Jamus Webster is the village's cultural and performance manager and helped develop their new programme, that's set to launch for Matariki in June.

"We just have to adapt, our tipuna adapted to the times, you know, during the migration and coming down to, from Hawaiki to Aotearoa. That's what we have to do at these current times," Webster added.

They're cranking up their marketing campaign and getting ready to attract not just overseas visitors but local ones too.

"Switching our way of thinking as well to more attract our local and our local domestic market so that they can understand and relearn what actually is happening in their own backyards… and it's where we're heading into and especially with the introduction of Māori history, New Zealand history that has been injected into the new education system," said Webster.

The domestic market has been keeping things ticking over at Kohutapu too.

"It's just lovely to have people out here and to be able to extend our manaaki to our own people, and we work just as hard if not harder for our own to pay back the thanks of them supporting us through these times," said Toetoe.

Despite not operating at full capacity, Kohutapu managed to keep the workers that needed the income.

"It's our staff who have been with us for the last two years have seen the ups and downs and are still here with us.
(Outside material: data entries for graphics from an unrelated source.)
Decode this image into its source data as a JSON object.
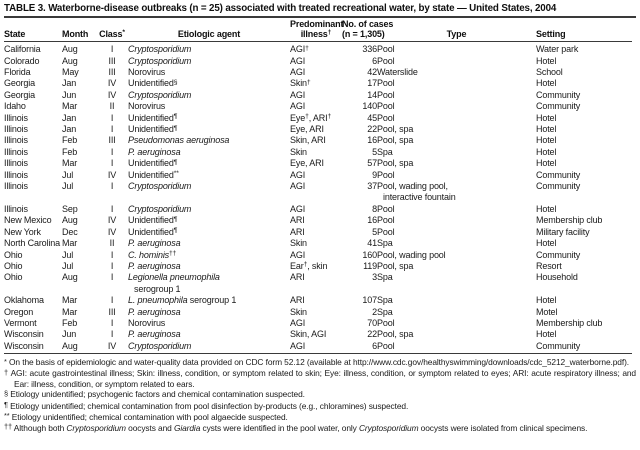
{
  "title": "TABLE 3. Waterborne-disease outbreaks (n = 25) associated with treated recreational water, by state — United States, 2004",
  "colors": {
    "text": "#1a1a1a",
    "rule": "#3a3a3a",
    "background": "#ffffff"
  },
  "table": {
    "columns": [
      {
        "key": "state",
        "label": "State"
      },
      {
        "key": "month",
        "label": "Month"
      },
      {
        "key": "class",
        "label": "Class",
        "sup": "*"
      },
      {
        "key": "agent",
        "label": "Etiologic agent"
      },
      {
        "key": "illness",
        "label": "Predominant",
        "line2": "illness",
        "sup2": "†"
      },
      {
        "key": "cases",
        "label": "No. of cases",
        "line2": "(n = 1,305)"
      },
      {
        "key": "type",
        "label": "Type"
      },
      {
        "key": "setting",
        "label": "Setting"
      }
    ],
    "rows": [
      {
        "state": "California",
        "month": "Aug",
        "class": "I",
        "agent": [
          {
            "t": "Cryptosporidium",
            "i": true
          }
        ],
        "illness": [
          {
            "t": "AGI"
          },
          {
            "t": "†",
            "s": true
          }
        ],
        "cases": "336",
        "type": "Pool",
        "setting": "Water park"
      },
      {
        "state": "Colorado",
        "month": "Aug",
        "class": "III",
        "agent": [
          {
            "t": "Cryptosporidium",
            "i": true
          }
        ],
        "illness": [
          {
            "t": "AGI"
          }
        ],
        "cases": "6",
        "type": "Pool",
        "setting": "Hotel"
      },
      {
        "state": "Florida",
        "month": "May",
        "class": "III",
        "agent": [
          {
            "t": "Norovirus"
          }
        ],
        "illness": [
          {
            "t": "AGI"
          }
        ],
        "cases": "42",
        "type": "Waterslide",
        "setting": "School"
      },
      {
        "state": "Georgia",
        "month": "Jan",
        "class": "IV",
        "agent": [
          {
            "t": "Unidentified"
          },
          {
            "t": "§",
            "s": true
          }
        ],
        "illness": [
          {
            "t": "Skin"
          },
          {
            "t": "†",
            "s": true
          }
        ],
        "cases": "17",
        "type": "Pool",
        "setting": "Hotel"
      },
      {
        "state": "Georgia",
        "month": "Jun",
        "class": "IV",
        "agent": [
          {
            "t": "Cryptosporidium",
            "i": true
          }
        ],
        "illness": [
          {
            "t": "AGI"
          }
        ],
        "cases": "14",
        "type": "Pool",
        "setting": "Community"
      },
      {
        "state": "Idaho",
        "month": "Mar",
        "class": "II",
        "agent": [
          {
            "t": "Norovirus"
          }
        ],
        "illness": [
          {
            "t": "AGI"
          }
        ],
        "cases": "140",
        "type": "Pool",
        "setting": "Community"
      },
      {
        "state": "Illinois",
        "month": "Jan",
        "class": "I",
        "agent": [
          {
            "t": "Unidentified"
          },
          {
            "t": "¶",
            "s": true
          }
        ],
        "illness": [
          {
            "t": "Eye"
          },
          {
            "t": "†",
            "s": true
          },
          {
            "t": ", ARI"
          },
          {
            "t": "†",
            "s": true
          }
        ],
        "cases": "45",
        "type": "Pool",
        "setting": "Hotel"
      },
      {
        "state": "Illinois",
        "month": "Jan",
        "class": "I",
        "agent": [
          {
            "t": "Unidentified"
          },
          {
            "t": "¶",
            "s": true
          }
        ],
        "illness": [
          {
            "t": "Eye, ARI"
          }
        ],
        "cases": "22",
        "type": "Pool, spa",
        "setting": "Hotel"
      },
      {
        "state": "Illinois",
        "month": "Feb",
        "class": "III",
        "agent": [
          {
            "t": "Pseudomonas aeruginosa",
            "i": true
          }
        ],
        "illness": [
          {
            "t": "Skin, ARI"
          }
        ],
        "cases": "16",
        "type": "Pool, spa",
        "setting": "Hotel"
      },
      {
        "state": "Illinois",
        "month": "Feb",
        "class": "I",
        "agent": [
          {
            "t": "P. aeruginosa",
            "i": true
          }
        ],
        "illness": [
          {
            "t": "Skin"
          }
        ],
        "cases": "5",
        "type": "Spa",
        "setting": "Hotel"
      },
      {
        "state": "Illinois",
        "month": "Mar",
        "class": "I",
        "agent": [
          {
            "t": "Unidentified"
          },
          {
            "t": "¶",
            "s": true
          }
        ],
        "illness": [
          {
            "t": "Eye, ARI"
          }
        ],
        "cases": "57",
        "type": "Pool, spa",
        "setting": "Hotel"
      },
      {
        "state": "Illinois",
        "month": "Jul",
        "class": "IV",
        "agent": [
          {
            "t": "Unidentified"
          },
          {
            "t": "**",
            "s": true
          }
        ],
        "illness": [
          {
            "t": "AGI"
          }
        ],
        "cases": "9",
        "type": "Pool",
        "setting": "Community"
      },
      {
        "state": "Illinois",
        "month": "Jul",
        "class": "I",
        "agent": [
          {
            "t": "Cryptosporidium",
            "i": true
          }
        ],
        "illness": [
          {
            "t": "AGI"
          }
        ],
        "cases": "37",
        "type": "Pool, wading pool,\ninteractive fountain",
        "setting": "Community"
      },
      {
        "state": "Illinois",
        "month": "Sep",
        "class": "I",
        "agent": [
          {
            "t": "Cryptosporidium",
            "i": true
          }
        ],
        "illness": [
          {
            "t": "AGI"
          }
        ],
        "cases": "8",
        "type": "Pool",
        "setting": "Hotel"
      },
      {
        "state": "New Mexico",
        "month": "Aug",
        "class": "IV",
        "agent": [
          {
            "t": "Unidentified"
          },
          {
            "t": "¶",
            "s": true
          }
        ],
        "illness": [
          {
            "t": "ARI"
          }
        ],
        "cases": "16",
        "type": "Pool",
        "setting": "Membership club"
      },
      {
        "state": "New York",
        "month": "Dec",
        "class": "IV",
        "agent": [
          {
            "t": "Unidentified"
          },
          {
            "t": "¶",
            "s": true
          }
        ],
        "illness": [
          {
            "t": "ARI"
          }
        ],
        "cases": "5",
        "type": "Pool",
        "setting": "Military facility"
      },
      {
        "state": "North Carolina",
        "month": "Mar",
        "class": "II",
        "agent": [
          {
            "t": "P. aeruginosa",
            "i": true
          }
        ],
        "illness": [
          {
            "t": "Skin"
          }
        ],
        "cases": "41",
        "type": "Spa",
        "setting": "Hotel"
      },
      {
        "state": "Ohio",
        "month": "Jul",
        "class": "I",
        "agent": [
          {
            "t": "C. hominis",
            "i": true
          },
          {
            "t": "††",
            "s": true
          }
        ],
        "illness": [
          {
            "t": "AGI"
          }
        ],
        "cases": "160",
        "type": "Pool, wading pool",
        "setting": "Community"
      },
      {
        "state": "Ohio",
        "month": "Jul",
        "class": "I",
        "agent": [
          {
            "t": "P. aeruginosa",
            "i": true
          }
        ],
        "illness": [
          {
            "t": "Ear"
          },
          {
            "t": "†",
            "s": true
          },
          {
            "t": ", skin"
          }
        ],
        "cases": "119",
        "type": "Pool, spa",
        "setting": "Resort"
      },
      {
        "state": "Ohio",
        "month": "Aug",
        "class": "I",
        "agent": [
          {
            "t": "Legionella pneumophila",
            "i": true
          },
          {
            "br": true
          },
          {
            "t": "serogroup 1",
            "c": true
          }
        ],
        "illness": [
          {
            "t": "ARI"
          }
        ],
        "cases": "3",
        "type": "Spa",
        "setting": "Household"
      },
      {
        "state": "Oklahoma",
        "month": "Mar",
        "class": "I",
        "agent": [
          {
            "t": "L. pneumophila",
            "i": true
          },
          {
            "t": " serogroup 1"
          }
        ],
        "illness": [
          {
            "t": "ARI"
          }
        ],
        "cases": "107",
        "type": "Spa",
        "setting": "Hotel"
      },
      {
        "state": "Oregon",
        "month": "Mar",
        "class": "III",
        "agent": [
          {
            "t": "P. aeruginosa",
            "i": true
          }
        ],
        "illness": [
          {
            "t": "Skin"
          }
        ],
        "cases": "2",
        "type": "Spa",
        "setting": "Motel"
      },
      {
        "state": "Vermont",
        "month": "Feb",
        "class": "I",
        "agent": [
          {
            "t": "Norovirus"
          }
        ],
        "illness": [
          {
            "t": "AGI"
          }
        ],
        "cases": "70",
        "type": "Pool",
        "setting": "Membership club"
      },
      {
        "state": "Wisconsin",
        "month": "Jun",
        "class": "I",
        "agent": [
          {
            "t": "P. aeruginosa",
            "i": true
          }
        ],
        "illness": [
          {
            "t": "Skin, AGI"
          }
        ],
        "cases": "22",
        "type": "Pool, spa",
        "setting": "Hotel"
      },
      {
        "state": "Wisconsin",
        "month": "Aug",
        "class": "IV",
        "agent": [
          {
            "t": "Cryptosporidium",
            "i": true
          }
        ],
        "illness": [
          {
            "t": "AGI"
          }
        ],
        "cases": "6",
        "type": "Pool",
        "setting": "Community"
      }
    ]
  },
  "footnotes": [
    {
      "marker": "*",
      "segments": [
        {
          "t": "On the basis of epidemiologic and water-quality data provided on CDC form 52.12 (available at http://www.cdc.gov/healthyswimming/downloads/cdc_5212_waterborne.pdf)."
        }
      ]
    },
    {
      "marker": "†",
      "segments": [
        {
          "t": "AGI: acute gastrointestinal illness; Skin: illness, condition, or symptom related to skin; Eye: illness, condition, or symptom related to eyes; ARI: acute respiratory illness; and Ear: illness, condition, or symptom related to ears."
        }
      ]
    },
    {
      "marker": "§",
      "segments": [
        {
          "t": "Etiology unidentified; psychogenic factors and chemical contamination suspected."
        }
      ]
    },
    {
      "marker": "¶",
      "segments": [
        {
          "t": "Etiology unidentified; chemical contamination from pool disinfection by-products (e.g., chloramines) suspected."
        }
      ]
    },
    {
      "marker": "**",
      "segments": [
        {
          "t": "Etiology unidentified; chemical contamination with pool algaecide suspected."
        }
      ]
    },
    {
      "marker": "††",
      "segments": [
        {
          "t": "Although both "
        },
        {
          "t": "Cryptosporidium",
          "i": true
        },
        {
          "t": " oocysts and "
        },
        {
          "t": "Giardia",
          "i": true
        },
        {
          "t": " cysts were identified in the pool water, only "
        },
        {
          "t": "Cryptosporidium",
          "i": true
        },
        {
          "t": " oocysts were isolated from clinical specimens."
        }
      ]
    }
  ]
}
We have got a responsibility to ensure that they still got a job and can put kai on the table for their whanau too," Toetoe said.

New Zealand Māori Tourism is in contact with about 450 Māori tourism businesses but says the sector is much larger. In 2018 it added almost $1 billion to New Zealand's economy, including 25,000 jobs. 

Getting back to that revenue and finding staff pose the biggest challenges to the industry's future.

"Over the last two years our people have had to go out and find other jobs and work in other industries, and they realised they could finish at 5pm and have their weekends back," said Toetoe.

"And so it's going to be really, really difficult to entice people back into the tourism industry. 

"It's also a chance for the industry to recognise the value of cultural tourism and those employed in it. After more than two years in the wilderness, those in Māori tourism are standing by ready to welcome back manuhiri.

"It'll be a gentle open, it'll be soft this summer but there'll be people. We're all just so excited at the opportunity to roll out that manaaki better than before.

"We're psyched up. We're ready to go. 

"We'll dig deep. Our facilities definitely are not five-star. We don't have a 500 thread count on our bunk beds. But I'll tell you what the feeling you get and the feeling our people and our community and our staff give our visitors, that's five-star," Toetoe added.